Saat itu Ridho memaparkan sejumlah peralatan robotik kreasi perusahaannya. Salah satunya, Arm Robot, sebuah robot berbentuk lengan tangan yang menggantikan pekerjaan manusia. Dari video yang ditampilkan Ridho terlihat betapa presisinya peralatan tersebut bekerja pada line produksi sebuah perusahaan di kawasan industri Muka Kuning, Batam.
“Memang ada beberapa peralatan kami impor, namun desain, fabrikasi, perakitan, wiring dan pemograman kami lakukan di sini,” ungkap Ridho.
Ridho juga menampilkan miniatur sejumlah robot yang membantu produksi industri terutama di bidang manufaktur. Seperti robot yang mampu mengemas, memotong, menyusun dan meletakkan peralatan dengan presisi tinggi dan kecepatan yang dapat disesuaikan.
Menariknya, Ridho melibatkan sejumlah anak-anak muda baik mahasiswa maupun masih berstatus pelajar. Puluhan anak-anak tersebut dijadikan pegawai magang namun tetap diberikan upah.
“Kami di sini ada sekitar 60 orang. Ada tim yang dipimpin Ridho dengan sejumlah peserta magang dari beberapa perguruan tinggi baik dari Batam maupun dari luar Batam,” ungkap Direktur VMES Defri.
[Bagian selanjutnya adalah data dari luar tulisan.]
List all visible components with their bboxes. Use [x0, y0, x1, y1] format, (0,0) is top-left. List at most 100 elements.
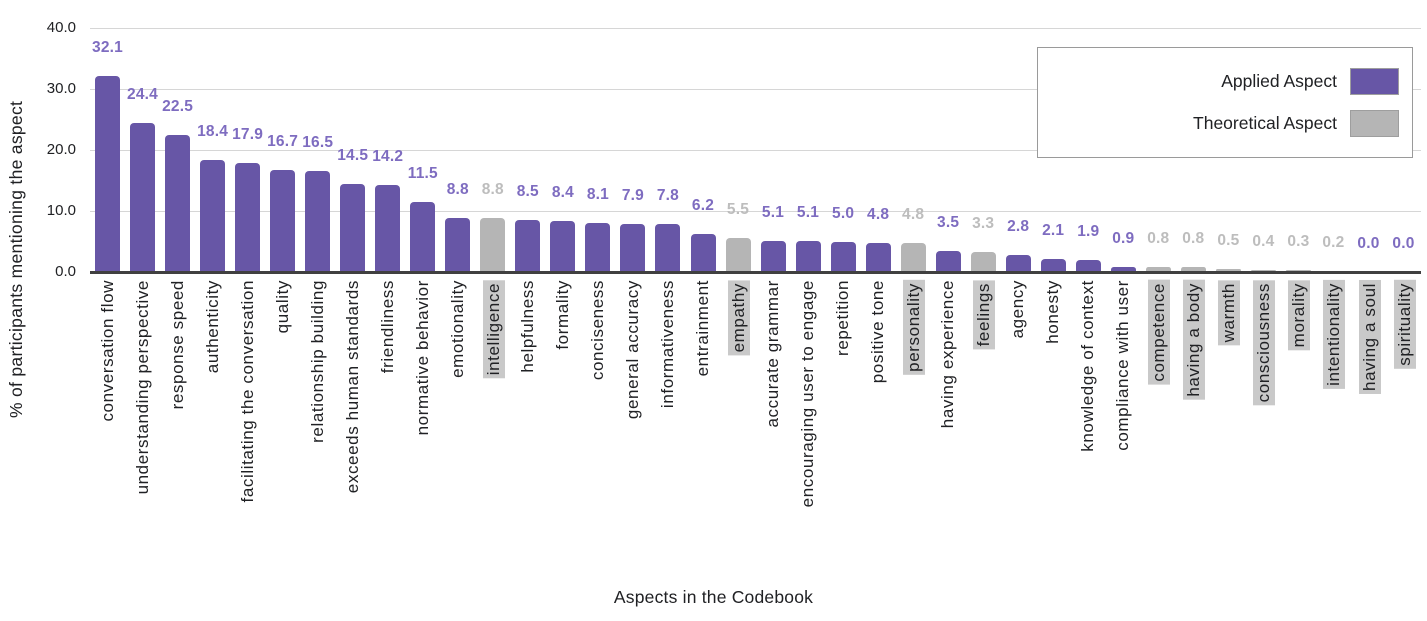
- bar-value-label: 32.1: [92, 39, 123, 57]
- bar-value-label: 8.4: [551, 183, 574, 201]
- bar-value-label: 22.5: [162, 97, 194, 115]
- bar-relationship-building: [305, 171, 331, 272]
- x-category-label: spirituality: [1393, 280, 1416, 369]
- x-category-label: response speed: [167, 280, 187, 410]
- x-category-label: conversation flow: [97, 280, 117, 422]
- x-category-label: accurate grammar: [763, 280, 782, 428]
- bar-exceeds-human-standards: [340, 183, 366, 272]
- bar-value-label: 5.5: [726, 201, 750, 219]
- bar-conciseness: [585, 222, 611, 272]
- x-category-label: exceeds human standards: [342, 280, 362, 494]
- y-tick-label: 40.0: [46, 19, 76, 36]
- bar-value-label: 0.3: [1287, 233, 1310, 251]
- x-category-label: emotionality: [447, 280, 467, 378]
- bar-having-experience: [935, 250, 961, 272]
- bar-compliance-with-user: [1110, 266, 1136, 272]
- bar-value-label: 5.1: [761, 203, 785, 221]
- x-category-label: agency: [1008, 280, 1028, 339]
- bar-value-label: 7.8: [656, 187, 679, 205]
- bar-conversation-flow: [95, 76, 120, 272]
- bar-value-label: 0.2: [1322, 233, 1345, 251]
- x-category-label: having a body: [1183, 280, 1206, 400]
- x-category-label: conciseness: [587, 280, 607, 381]
- bar-value-label: 3.5: [937, 213, 960, 231]
- x-category-label: intelligence: [482, 280, 505, 379]
- bar-agency: [1005, 254, 1031, 272]
- gridline-y20: [90, 150, 1421, 151]
- x-category-label: feelings: [973, 280, 996, 350]
- x-category-label: entrainment: [693, 280, 712, 377]
- bar-value-label: 24.4: [127, 86, 158, 104]
- x-category-label: having a soul: [1358, 280, 1381, 394]
- bar-entrainment: [690, 234, 716, 272]
- bar-positive-tone: [865, 242, 891, 272]
- legend-swatch-theoretical: [1350, 110, 1399, 137]
- bar-value-label: 0.5: [1217, 231, 1240, 249]
- x-category-label: intentionality: [1323, 280, 1346, 389]
- bar-intelligence: [480, 218, 506, 272]
- bar-feelings: [970, 251, 996, 272]
- gridline-y30: [90, 89, 1421, 90]
- x-axis-line: [90, 271, 1421, 274]
- legend-swatch-applied: [1350, 68, 1399, 95]
- legend-row-applied: Applied Aspect: [1038, 67, 1399, 97]
- bar-empathy: [725, 238, 751, 272]
- bar-competence: [1145, 267, 1171, 272]
- y-tick-label: 10.0: [46, 202, 76, 219]
- x-category-label: formality: [552, 280, 572, 350]
- x-category-label: normative behavior: [412, 280, 432, 436]
- y-axis-title: % of participants mentioning the aspect: [6, 101, 323, 439]
- bar-value-label: 0.0: [1392, 235, 1415, 252]
- gridline-y40: [90, 28, 1421, 29]
- x-category-label: encouraging user to engage: [798, 280, 817, 508]
- x-category-label: competence: [1148, 280, 1171, 385]
- x-category-label: relationship building: [307, 280, 327, 443]
- bar-friendliness: [375, 185, 401, 272]
- bar-accurate-grammar: [760, 240, 786, 272]
- bar-value-label: 5.0: [832, 204, 855, 222]
- y-tick-label: 20.0: [46, 141, 76, 158]
- bar-value-label: 0.8: [1147, 230, 1170, 248]
- bar-quality: [270, 170, 296, 272]
- gridline-y10: [90, 211, 1421, 212]
- y-tick-label: 30.0: [46, 80, 76, 97]
- bar-value-label: 4.8: [867, 205, 890, 223]
- bar-response-speed: [165, 134, 191, 273]
- x-category-label: warmth: [1218, 280, 1241, 346]
- bar-formality: [550, 220, 576, 272]
- x-category-label: compliance with user: [1113, 280, 1133, 451]
- x-category-label: informativeness: [657, 280, 677, 409]
- bar-value-label: 0.4: [1252, 232, 1275, 250]
- x-category-label: understanding perspective: [132, 280, 152, 495]
- bar-knowledge-of-context: [1075, 260, 1101, 272]
- x-category-label: personality: [903, 280, 926, 375]
- x-category-label: knowledge of context: [1078, 280, 1098, 452]
- bar-honesty: [1040, 259, 1066, 272]
- x-category-label: friendliness: [377, 280, 397, 374]
- bar-informativeness: [655, 224, 681, 272]
- bar-repetition: [830, 241, 856, 272]
- legend-row-theoretical: Theoretical Aspect: [1038, 109, 1399, 139]
- x-category-label: authenticity: [202, 280, 222, 374]
- bar-having-a-body: [1180, 267, 1206, 272]
- bar-value-label: 16.7: [267, 133, 299, 151]
- legend-label-applied: Applied Aspect: [1221, 71, 1337, 91]
- bar-value-label: 16.5: [302, 134, 334, 152]
- bar-value-label: 8.8: [481, 181, 504, 199]
- x-category-label: empathy: [728, 280, 750, 356]
- x-category-label: positive tone: [868, 280, 888, 384]
- x-category-label: honesty: [1043, 280, 1063, 344]
- x-axis-title: Aspects in the Codebook: [613, 587, 814, 607]
- bar-value-label: 2.8: [1007, 217, 1030, 235]
- bar-value-label: 3.3: [972, 214, 995, 232]
- bar-general-accuracy: [620, 223, 646, 272]
- bar-value-label: 8.1: [586, 185, 609, 203]
- bar-value-label: 8.5: [516, 183, 539, 201]
- bar-authenticity: [200, 159, 226, 272]
- x-category-label: quality: [272, 280, 292, 334]
- bar-value-label: 5.1: [796, 203, 820, 221]
- bar-helpfulness: [515, 220, 541, 272]
- bar-personality: [900, 242, 926, 272]
- bar-value-label: 6.2: [691, 197, 715, 215]
- bar-facilitating-the-conversation: [235, 162, 261, 272]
Sementara itu Ketua Karang Taruna Zul Arif ikut memaparkan kiprah Ridho selaku Sekretaris Karang Taruna Kota Batam. Menurutnya, Ridho banyak membantu menggerakkan anak-anak muda terlibat dalam kegiatan sosial yang dilaksanakan Karang Taruna, mulai dari lingkungannya sampai ditarik menjadi Sekretaris Karang Taruna Kota Batam.